What kind of projects are you working on?

There are two projects going on. One is called “Nanum Project” - nanum means sharing. Along with student assistants, I design, produce and package products. The entire proceeds go to students from poor families. The project allowed us to grant a student in need about 20 million won ($17,726) per year, starting from 2006.

The thing is that I don’t want consumers to buy my products out of pity. I don’t put a big label that says all proceeds will be used for a good cause. Most companies involved in cause-related marketing charge more without any improvement in design or function. But only a fraction of the sales actually are donated to NGOs; I don’t think this is right.

“Nanum Project” aims to make innovative products at an affordable price that actually satisfy people’s needs in their daily lives. So, I want to make consumers open their wallets not because the goods will be used for a good cause, but because it has a cool design and is convenient to use.

Which part do you focus on when creating products?

I usually keep two key themes in mind: aesthetic beauty and social value. I think many designers are negligent about the social value part.

Take “Sound Spray” mosquito repellent. I paid attention to design, but at the same time consider the social impact it might have on the world, especially in third world countries. The spray doesn’t need to be recharged, thanks to motion charge energy technology. The spray was a finalist in the category for Social Impact Design at the 2012 IDEA Excellence Awards [sponsored by the Industrial Designers Society of America]. I think the juries at the awards appreciated the social value that the product has.


From top: “Sound Spray” uses ultrasonic waves to repel mosquitoes; “Roly-Poly Pot” claimed the top prize at Germany’s Red Dot Design Awards in 2007; and the “Cross Cube” MP3 player finished ahead Apple’s iPod at the 2008 IDEA awards.Provided by Bae Sang-min

Have you always been interested in product design?

No, I was an English literature major in Korea. I went abroad to study photography at Parsons, where I did not find it interesting. Then I took foundation courses that teach a wide variety of arts, ranging from sculpture to product and graphic design. When I took graphic design courses, I instantly felt that my talents were an excellent fit for product design. All the steps that finally produce a product were all familiar with me. Looking back, I remember a childhood where I burned down parts of my house while putting together parts to create a miniature automobile.

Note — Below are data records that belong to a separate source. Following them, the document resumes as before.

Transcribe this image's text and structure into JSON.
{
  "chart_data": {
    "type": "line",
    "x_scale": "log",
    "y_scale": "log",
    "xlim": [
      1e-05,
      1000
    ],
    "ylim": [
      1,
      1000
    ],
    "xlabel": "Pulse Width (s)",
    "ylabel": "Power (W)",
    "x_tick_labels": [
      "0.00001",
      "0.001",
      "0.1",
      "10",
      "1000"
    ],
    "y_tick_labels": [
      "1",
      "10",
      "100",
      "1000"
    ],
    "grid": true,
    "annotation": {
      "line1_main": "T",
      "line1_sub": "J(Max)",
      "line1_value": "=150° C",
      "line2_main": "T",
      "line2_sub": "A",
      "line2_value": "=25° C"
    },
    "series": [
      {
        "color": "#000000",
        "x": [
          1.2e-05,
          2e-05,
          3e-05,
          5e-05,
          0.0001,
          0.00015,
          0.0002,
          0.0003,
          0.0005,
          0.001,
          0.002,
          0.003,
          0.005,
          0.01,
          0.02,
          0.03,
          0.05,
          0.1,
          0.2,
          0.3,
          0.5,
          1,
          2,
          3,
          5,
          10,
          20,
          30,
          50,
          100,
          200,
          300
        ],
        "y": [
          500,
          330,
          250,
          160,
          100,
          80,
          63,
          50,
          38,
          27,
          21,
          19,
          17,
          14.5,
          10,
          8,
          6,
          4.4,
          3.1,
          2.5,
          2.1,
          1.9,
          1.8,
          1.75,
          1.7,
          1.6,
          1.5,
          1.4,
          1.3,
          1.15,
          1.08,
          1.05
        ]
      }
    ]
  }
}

I think years of various experiences amounted to a kind of journey to discover my real potential. The photography class also later helped to draw up a unique layout that can be applied to all kinds of design.

How do you get an idea for a design?

I usually refer to my journal. I write down issues that I face daily and then take five minutes to think about a solution for the issues. Sometimes I mange to come up with some brilliant ideas, and other times it doesn’t work. But even if I fail at the moment, a great idea might come through when I turn to a page years later.

I attribute my diary to bringing “Roly-Poly Pot” into existence. Using water as a counterweight, the pot slowly tips when water levels are low. It can work with any plant’s watering needs.

About 15 years ago, my plant suddenly died and I took it to the gardener to ask what happened. He said it seemed like I failed to adjust the amount of water. I thought long and hard to come up with a solution to water plants properly, but to no avail at the time.

Some 15 years after, I casually flipped through the journal and found the page. Then the image of a roly-poly toy hit me. That is how I came to design the pot. I really cherish the diary, which is a great source of fresh ideas.

What are your future plans?

I am keen to build the best philanthropic design lab in the world, where designers can design and produce products that can have a positive influence on society in general. Keeping that in my mind, I will keep expanding and improving my lab so that it will be capable of attracting a number of students abroad and sharing the importance of social influence in design.